Inspirations Unlimited said...

Well, I think it depends on a case to case basis.

Tammy said...

I really think this would help boys more then girls. Boys just have to move more and be more hands on. At least that is true with my boys and their friends.

jenn said...

Inspirations Unlimited ~ it is different for everyone, that is why I am not sure if generally grouping by gender is the solution. There are boys who do as well as girls, and girls who have the same maturity issues as boys. Grouping classrooms by gender will not fix all the issues, and I honestly believe that it may cause more harm then good.

jenn said...

Tammy ~ I know my Ryan has different issues with school work than my girls. For him, if he is allowed to do projects/reports on the computer, he aces them. If he is required to write them out, he wants no part of it. I am just worried that deciding what is best for a group of kids based on the needs of a few may make things more difficult for the kids who do well regardless. I think I need to do a little more research on this.

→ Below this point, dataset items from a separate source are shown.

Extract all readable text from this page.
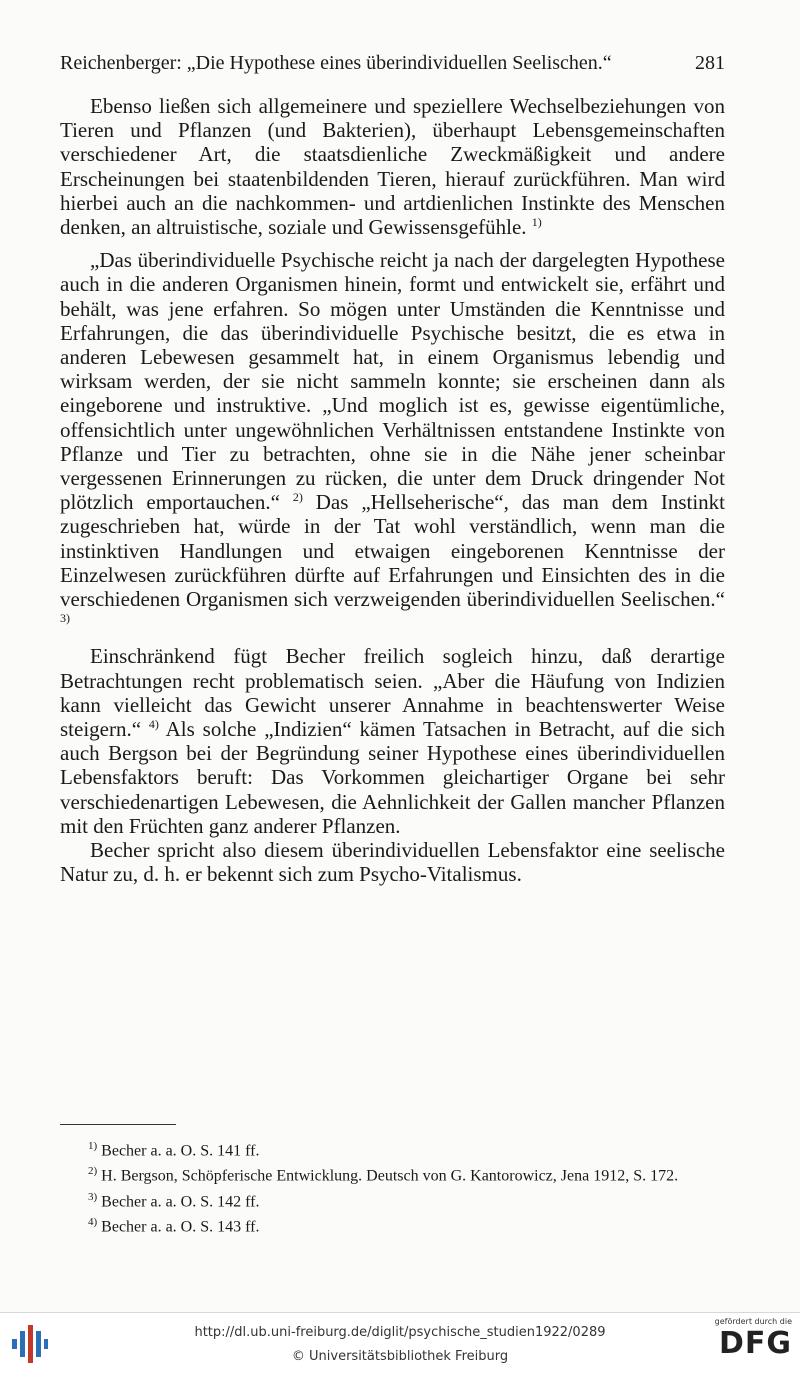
Reichenberger: „Die Hypothese eines überindividuellen Seelischen.“	281

Ebenso ließen sich allgemeinere und speziellere Wechselbeziehungen von Tieren und Pflanzen (und Bakterien), überhaupt Lebensgemeinschaften verschiedener Art, die staatsdienliche Zweckmäßigkeit und andere Erscheinungen bei staatenbildenden Tieren, hierauf zurückführen. Man wird hierbei auch an die nachkommen- und artdienlichen Instinkte des Menschen denken, an altruistische, soziale und Gewissensgefühle. $^{1)}$

„Das überindividuelle Psychische reicht ja nach der dargelegten Hypothese auch in die anderen Organismen hinein, formt und entwickelt sie, erfährt und behält, was jene erfahren. So mögen unter Umständen die Kenntnisse und Erfahrungen, die das überindividuelle Psychische besitzt, die es etwa in anderen Lebewesen gesammelt hat, in einem Organismus lebendig und wirksam werden, der sie nicht sammeln konnte; sie erscheinen dann als eingeborene und instruktive. „Und moglich ist es, gewisse eigentümliche, offensichtlich unter ungewöhnlichen Verhältnissen entstandene Instinkte von Pflanze und Tier zu betrachten, ohne sie in die Nähe jener scheinbar vergessenen Erinnerungen zu rücken, die unter dem Druck dringender Not plötzlich emportauchen.“ $^{2)}$ Das „Hellseherische“, das man dem Instinkt zugeschrieben hat, würde in der Tat wohl verständlich, wenn man die instinktiven Handlungen und etwaigen eingeborenen Kenntnisse der Einzelwesen zurückführen dürfte auf Erfahrungen und Einsichten des in die verschiedenen Organismen sich verzweigenden überindividuellen Seelischen.“ $^{3)}$

Einschränkend fügt Becher freilich sogleich hinzu, daß derartige Betrachtungen recht problematisch seien. „Aber die Häufung von Indizien kann vielleicht das Gewicht unserer Annahme in beachtenswerter Weise steigern.“ $^{4)}$ Als solche „Indizien“ kämen Tatsachen in Betracht, auf die sich auch Bergson bei der Begründung seiner Hypothese eines überindividuellen Lebensfaktors beruft: Das Vorkommen gleichartiger Organe bei sehr verschiedenartigen Lebewesen, die Aehnlichkeit der Gallen mancher Pflanzen mit den Früchten ganz anderer Pflanzen.

Becher spricht also diesem überindividuellen Lebensfaktor eine seelische Natur zu, d. h. er bekennt sich zum Psycho-Vitalismus.

$^{1)}$ Becher a. a. O. S. 141 ff.

$^{2)}$ H. Bergson, Schöpferische Entwicklung. Deutsch von G. Kantorowicz, Jena 1912, S. 172.

$^{3)}$ Becher a. a. O. S. 142 ff.

$^{4)}$ Becher a. a. O. S. 143 ff.

http://dl.ub.uni-freiburg.de/diglit/psychische_studien1922/0289
© Universitätsbibliothek Freiburg
gefördert durch die
DFG
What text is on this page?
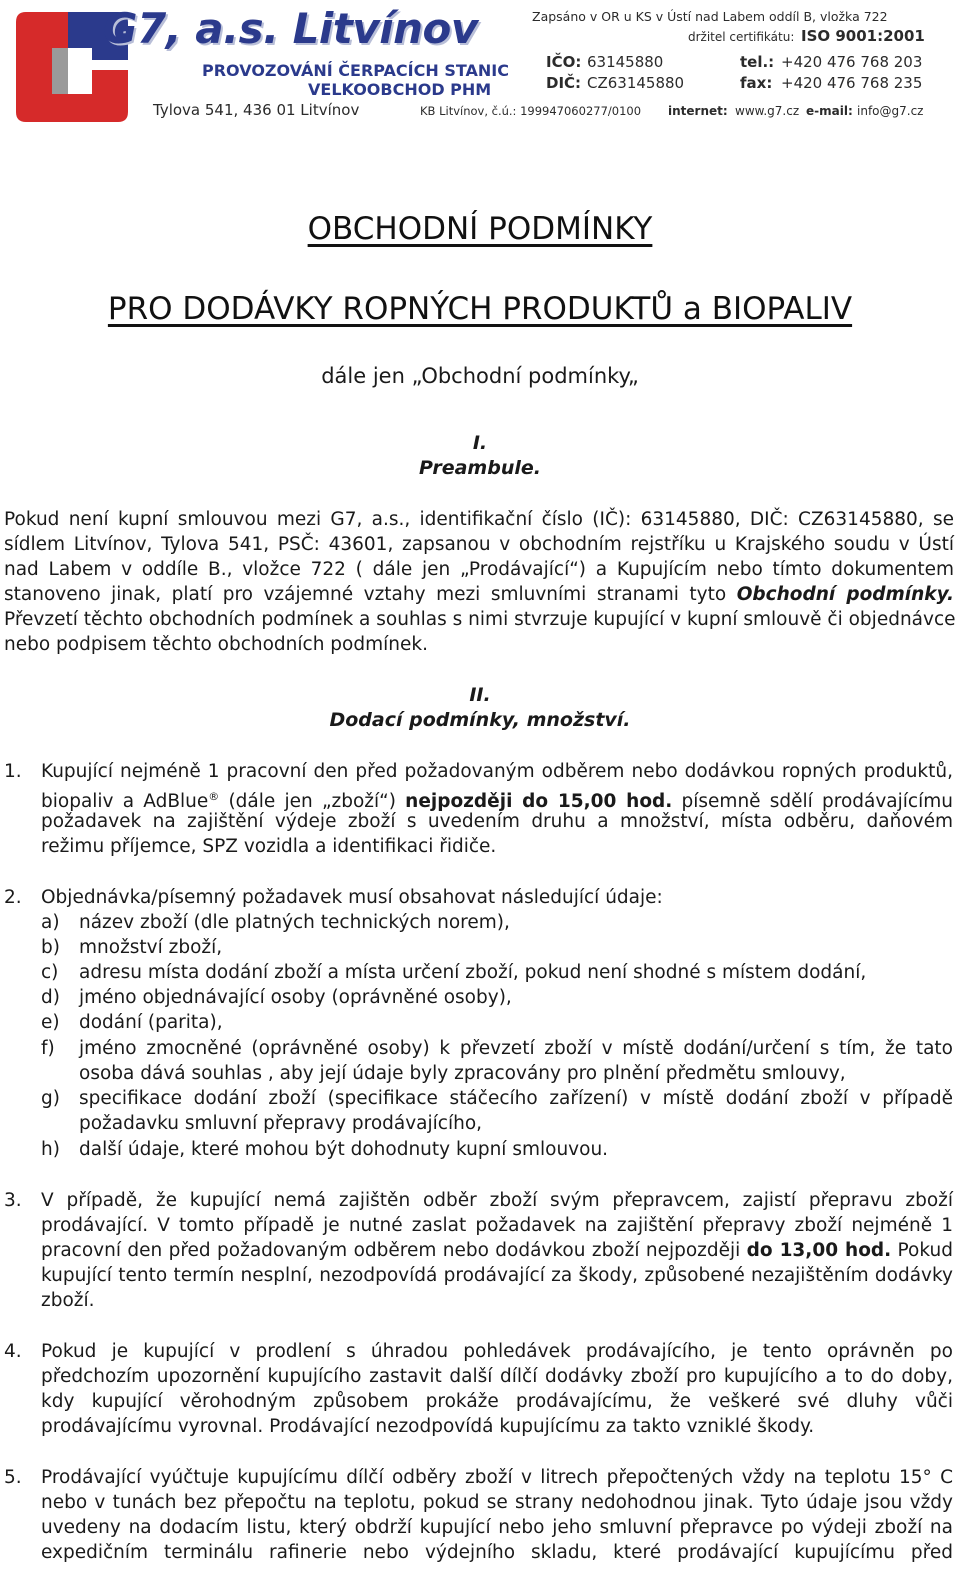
G7, a.s. Litvínov
PROVOZOVÁNÍ ČERPACÍCH STANIC
VELKOOBCHOD PHM
Tylova 541, 436 01 Litvínov	KB Litvínov, č.ú.: 19994706027​7/0100
Zapsáno v OR u KS v Ústí nad Labem oddíl B, vložka 722
držitel certifikátu: ISO 9001:2001
IČO: 63145880
DIČ: CZ63145880
tel.: +420 476 768 203
fax: +420 476 768 235
internet: www.g7.cz e-mail: info@g7.cz
OBCHODNÍ PODMÍNKY
PRO DODÁVKY ROPNÝCH PRODUKTŮ a BIOPALIV
dále jen „Obchodní podmínky„
I.
Preambule.
Pokud není kupní smlouvou mezi G7, a.s., identifikační číslo (IČ): 63145880, DIČ: CZ63145880, se
sídlem Litvínov, Tylova 541, PSČ: 43601, zapsanou v obchodním rejstříku u Krajského soudu v Ústí
nad Labem v oddíle B., vložce 722 ( dále jen „Prodávající“) a Kupujícím nebo tímto dokumentem
stanoveno jinak, platí pro vzájemné vztahy mezi smluvními stranami tyto Obchodní podmínky.
Převzetí těchto obchodních podmínek a souhlas s nimi stvrzuje kupující v kupní smlouvě či objednávce
nebo podpisem těchto obchodních podmínek.
II.
Dodací podmínky, množství.
1. Kupující nejméně 1 pracovní den před požadovaným odběrem nebo dodávkou ropných produktů,
biopaliv a AdBlue® (dále jen „zboží“) nejpozději do 15,00 hod. písemně sdělí prodávajícímu
požadavek na zajištění výdeje zboží s uvedením druhu a množství, místa odběru, daňovém
režimu příjemce, SPZ vozidla a identifikaci řidiče.
2. Objednávka/písemný požadavek musí obsahovat následující údaje:
a) název zboží (dle platných technických norem),
b) množství zboží,
c) adresu místa dodání zboží a místa určení zboží, pokud není shodné s místem dodání,
d) jméno objednávající osoby (oprávněné osoby),
e) dodání (parita),
f) jméno zmocněné (oprávněné osoby) k převzetí zboží v místě dodání/určení s tím, že tato
osoba dává souhlas , aby její údaje byly zpracovány pro plnění předmětu smlouvy,
g) specifikace dodání zboží (specifikace stáčecího zařízení) v místě dodání zboží v případě
požadavku smluvní přepravy prodávajícího,
h) další údaje, které mohou být dohodnuty kupní smlouvou.
3. V případě, že kupující nemá zajištěn odběr zboží svým přepravcem, zajistí přepravu zboží
prodávající. V tomto případě je nutné zaslat požadavek na zajištění přepravy zboží nejméně 1
pracovní den před požadovaným odběrem nebo dodávkou zboží nejpozději do 13,00 hod. Pokud
kupující tento termín nesplní, nezodpovídá prodávající za škody, způsobené nezajištěním dodávky
zboží.
4. Pokud je kupující v prodlení s úhradou pohledávek prodávajícího, je tento oprávněn po
předchozím upozornění kupujícího zastavit další dílčí dodávky zboží pro kupujícího a to do doby,
kdy kupující věrohodným způsobem prokáže prodávajícímu, že veškeré své dluhy vůči
prodávajícímu vyrovnal. Prodávající nezodpovídá kupujícímu za takto vzniklé škody.
5. Prodávající vyúčtuje kupujícímu dílčí odběry zboží v litrech přepočtených vždy na teplotu 15° C
nebo v tunách bez přepočtu na teplotu, pokud se strany nedohodnou jinak. Tyto údaje jsou vždy
uvedeny na dodacím listu, který obdrží kupující nebo jeho smluvní přepravce po výdeji zboží na
expedičním terminálu rafinerie nebo výdejního skladu, které prodávající kupujícímu před
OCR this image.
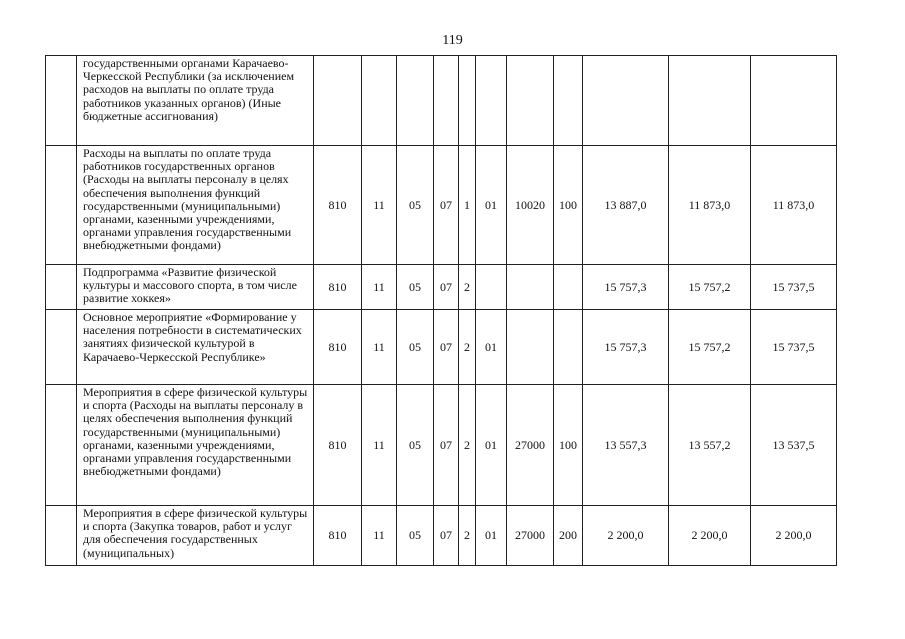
119
	государственными органами Карачаево-Черкесской Республики (за исключением расходов на выплаты по оплате труда работников указанных органов) (Иные бюджетные ассигнования)											
	Расходы на выплаты по оплате труда работников государственных органов (Расходы на выплаты персоналу в целях обеспечения выполнения функций государственными (муниципальными) органами, казенными учреждениями, органами управления государственными внебюджетными фондами)	810	11	05	07	1	01	10020	100	13 887,0	11 873,0	11 873,0
	Подпрограмма «Развитие физической культуры и массового спорта, в том числе развитие хоккея»	810	11	05	07	2				15 757,3	15 757,2	15 737,5
	Основное мероприятие «Формирование у населения потребности в систематических занятиях физической культурой в Карачаево-Черкесской Республике»	810	11	05	07	2	01			15 757,3	15 757,2	15 737,5
	Мероприятия в сфере физической культуры и спорта (Расходы на выплаты персоналу в целях обеспечения выполнения функций государственными (муниципальными) органами, казенными учреждениями, органами управления государственными внебюджетными фондами)	810	11	05	07	2	01	27000	100	13 557,3	13 557,2	13 537,5
	Мероприятия в сфере физической культуры и спорта (Закупка товаров, работ и услуг для обеспечения государственных (муниципальных)	810	11	05	07	2	01	27000	200	2 200,0	2 200,0	2 200,0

I really want to know how moms who have kids in these kind of classes feel, because it could also be a case of my not having enough information about all of this.

Frugal Vicki said...

You know, I have such conflicting opinions on this. I see how it could be beneficial to each, but really, it isn't helping them for the real world. They aren't going to separate the office into a boys side and a girls side. And, as much as I wish it was a better place to live, this world doesn't change for us, we must learn to live IN it.

jenn said...

Vicki ~ that is so true! How can they learn to respect the opposite sex when they have no interaction with them?